Tell me a bit more about your new partnership with CHIME?

We announced at the opening session today that HIMSS and CHIME have entered into an agreement, in which we will operate outside the United States as a single entity. So it’s the HIMSS staff that’s here—we have offices in the U.K., Germany, and Singapore. And we will present many things under a co-branding agreement. Of course, some things will remain particular to each organization. The EMRAM [the HIMSS Analytics schematic that describes and documents the evolution and advancement of clinical information systems in patient care organizations, both in the United States and worldwide] is HIMSS; EMR certification is CHIME [a CHIME process]. So we’ll present this as an event that is HIMSS-CHIME International.

HIMSS has really become totally international at this point, correct?

Yes, that’s correct; we’re operating actively in about 35 countries in the world now. We have things going on in probably 15 more, but those more one-off things. But yes, we have sustained activity now in about 35 countries.

On a personal level, you must be constantly traveling, Steve?

Yes, though I’m only the third-most traveled staff member! We actually have two staff members who travel more than I do!

When you look at information systems development and at the evolution of the roles of healthcare IT leaders, on an international level what are you and your colleagues at HIMSS trying to accomplish these days? Where are the opportunities for the association as an international organization?

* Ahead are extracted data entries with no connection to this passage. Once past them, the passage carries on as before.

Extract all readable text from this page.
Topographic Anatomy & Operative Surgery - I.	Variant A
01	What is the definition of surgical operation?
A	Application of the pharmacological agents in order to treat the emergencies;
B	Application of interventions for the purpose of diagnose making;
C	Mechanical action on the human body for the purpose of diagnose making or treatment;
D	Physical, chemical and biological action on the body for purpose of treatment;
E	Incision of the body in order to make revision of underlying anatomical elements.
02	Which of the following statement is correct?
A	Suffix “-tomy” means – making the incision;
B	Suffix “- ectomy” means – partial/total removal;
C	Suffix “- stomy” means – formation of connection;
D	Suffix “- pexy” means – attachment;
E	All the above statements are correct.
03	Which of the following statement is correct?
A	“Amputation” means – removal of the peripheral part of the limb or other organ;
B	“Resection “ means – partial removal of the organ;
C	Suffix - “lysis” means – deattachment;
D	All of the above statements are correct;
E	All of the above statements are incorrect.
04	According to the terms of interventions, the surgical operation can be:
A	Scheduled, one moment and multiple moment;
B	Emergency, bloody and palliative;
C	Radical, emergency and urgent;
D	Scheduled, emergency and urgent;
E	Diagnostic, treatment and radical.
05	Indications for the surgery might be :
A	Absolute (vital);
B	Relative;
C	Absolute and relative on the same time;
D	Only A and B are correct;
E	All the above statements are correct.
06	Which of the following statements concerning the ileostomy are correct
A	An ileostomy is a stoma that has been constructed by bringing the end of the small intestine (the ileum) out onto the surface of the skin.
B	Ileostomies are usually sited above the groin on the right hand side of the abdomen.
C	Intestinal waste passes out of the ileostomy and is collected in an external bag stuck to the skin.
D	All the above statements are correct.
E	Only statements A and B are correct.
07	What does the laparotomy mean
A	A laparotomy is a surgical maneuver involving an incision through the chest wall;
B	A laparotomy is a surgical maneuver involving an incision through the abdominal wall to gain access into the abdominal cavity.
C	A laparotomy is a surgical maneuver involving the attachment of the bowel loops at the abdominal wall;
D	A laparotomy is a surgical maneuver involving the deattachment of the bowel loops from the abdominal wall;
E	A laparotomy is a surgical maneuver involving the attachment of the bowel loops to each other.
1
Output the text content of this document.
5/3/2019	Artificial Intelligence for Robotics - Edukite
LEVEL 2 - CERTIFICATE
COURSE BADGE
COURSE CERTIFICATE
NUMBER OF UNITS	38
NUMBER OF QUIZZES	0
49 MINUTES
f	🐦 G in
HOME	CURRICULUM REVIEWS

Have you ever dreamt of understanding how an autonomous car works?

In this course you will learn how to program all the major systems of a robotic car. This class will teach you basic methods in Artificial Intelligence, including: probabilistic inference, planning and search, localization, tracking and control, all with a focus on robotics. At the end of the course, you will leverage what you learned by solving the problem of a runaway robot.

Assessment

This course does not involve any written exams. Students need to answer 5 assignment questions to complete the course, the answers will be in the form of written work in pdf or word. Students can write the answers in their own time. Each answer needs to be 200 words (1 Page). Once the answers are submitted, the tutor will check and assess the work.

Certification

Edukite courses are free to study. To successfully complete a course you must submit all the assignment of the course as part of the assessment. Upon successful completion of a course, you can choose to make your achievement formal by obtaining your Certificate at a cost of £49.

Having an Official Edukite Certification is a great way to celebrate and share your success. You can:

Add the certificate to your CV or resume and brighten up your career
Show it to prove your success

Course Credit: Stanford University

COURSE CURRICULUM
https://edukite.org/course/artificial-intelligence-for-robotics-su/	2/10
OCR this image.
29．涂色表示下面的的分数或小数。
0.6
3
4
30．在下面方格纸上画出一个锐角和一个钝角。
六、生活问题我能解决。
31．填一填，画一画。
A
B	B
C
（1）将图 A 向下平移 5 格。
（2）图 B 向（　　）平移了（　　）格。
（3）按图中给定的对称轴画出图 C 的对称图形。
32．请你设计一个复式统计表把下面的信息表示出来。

The mission of HIMSS for a long time—that is, transforming healthcare through better patient outcomes, higher quality, fewer medical errors, and higher patient and clinician satisfaction—all of those are possible through the adoption of technology, and we’re just trying to extend that concept. And we’re not trying to proselytize from the U.S. to the rest of the world; we’re just trying to engage people all over the world, and are creating and developing events that allow people to share insights with one another and learn from one another.

It’s astonishing how similar the concepts are internationally, such as security; in the panel that I moderated on security issues around medical devices, the issues that were brought up really were fundamentally similar internationally, even as the policy landscapes differ by country. And the population health issues are fundamentally similar as well.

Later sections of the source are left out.